You may want to read Old Man's War, by John Scalzi. Probably one of the greatest SF novels ever written, and it uses pretty much exactly that setting.
 
Actually, I'm putting together a rough list of specs. If I end up writing it up, it will probably be geared towards GT:IW, but I'm working on making things as system-agnostic as possible.
 
Okay, here's a very rough draft of drive comparisons. For all intents and purposes, it can be assumed that racial variance with regards to hull construction, weapons, armor, crew requirements, maneuver drives, and power plants will be relatively insignificant.

I'm using GT and CT references because those are what I'm most comfortable with, but I can already see there's going to be a boatload of house rules involved.

No FTL comms.

Standard CT TL will range from 10-15, with a solid average of 12-13.

All standard weapons will be available at the appropriate TL, and the maximum number of weapons will be based off GT:IW surface area.
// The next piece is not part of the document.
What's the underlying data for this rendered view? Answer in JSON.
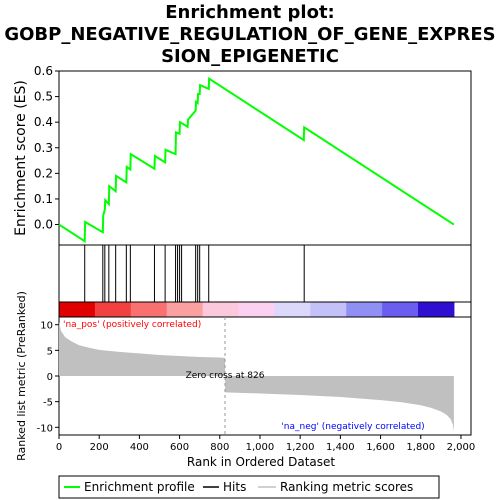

Power references are in GT MW.

GT doesn't use PP fuel, so that may be one thing I have to reinstate for GT.

I haven't settled on cost comparisons yet; that may be one of the things I use to balance things out down the road.

Jump drive - (Jump Rating +1) per 100 tons of ship. Uses 10% of ship volume per jump rating for fuel. 20 MW power per ton of drive. 1 week in jump regardless of distance, max range 8 parsecs, 100 diameter limits.

Hyper Drive - 2 x (Drive Rating+1) per 100 tons of ship (i.e. twice as heavy as a jump drive). No additional fuel required beyond power plant fuel. 20 MW power per ton of drive. 1 parsec per week per Drive Rating, max range 5 parsecs. Entry and exit can only occur at Lagrange points, and these points are permanently connected.

Warp Drive - (Drive Rating +1) per 100 tons of ship. Requires double standard power plant fuel. 35 MW per ton of drive. Maximum range 3 parsecs. 1 parsec per week per Drive Rating. Must discharge in gravity well, drive NOT efficient enough for combat within a system, so must use standard maneuver drives.

Worm Drive - 5 tons per 100 tons of ship. Requires flat 20% of ship volume as fuel per worm jump. 15 MW per ton of drive. Maximum range is theoretically unlimited using natural wormholes, and travel time is instantaneous. Ship-mounted worm drives can only use naturally occurring wormholes, which usually have fixed endpoints.

Worm Gate - Artificial wormhole gates can be constructed. The gate itself takes up 50% of the tonnage of the largest ship that can use it. Requires fuel equal to 20% of the volume of a ship sent through it. 60 MW per gate ton. Artificial gates can have variable endpoints (i.e. one gate can specifically 'dial' another gate at will) so effectively one gate can connect to all others, but can't connect to a natural wormhole.


BTW, thanks to RainOfSteel for the book tip. It's pretty good stuff, although a bit more trans-human than I contemplated for this setting. Definitely worth a read.
 
GT doesn't use PP fuel, so that may be one thing I have to reinstate for GT.
CT power plant fuel consumption is one of the major blots on CT ship construction. It's mind-bogglingly inefficient. Suspension-of-disbelief-snappingly inefficient. GT ship construction had some boo-boos of its own, but implausible fusion power plants wasn't one of them. (All IMO).


Hans
 
That's one of the reasons I'm running with GT - thrust higher than 6-G, power plant fuel, computer size, and sensor rules are the others. Plus I've been playing GURPS forever.
 
What I did was for simplicity sake.
Fuel limits the range of you ship. You can find my forumals in the Library Files, "The Coti Build".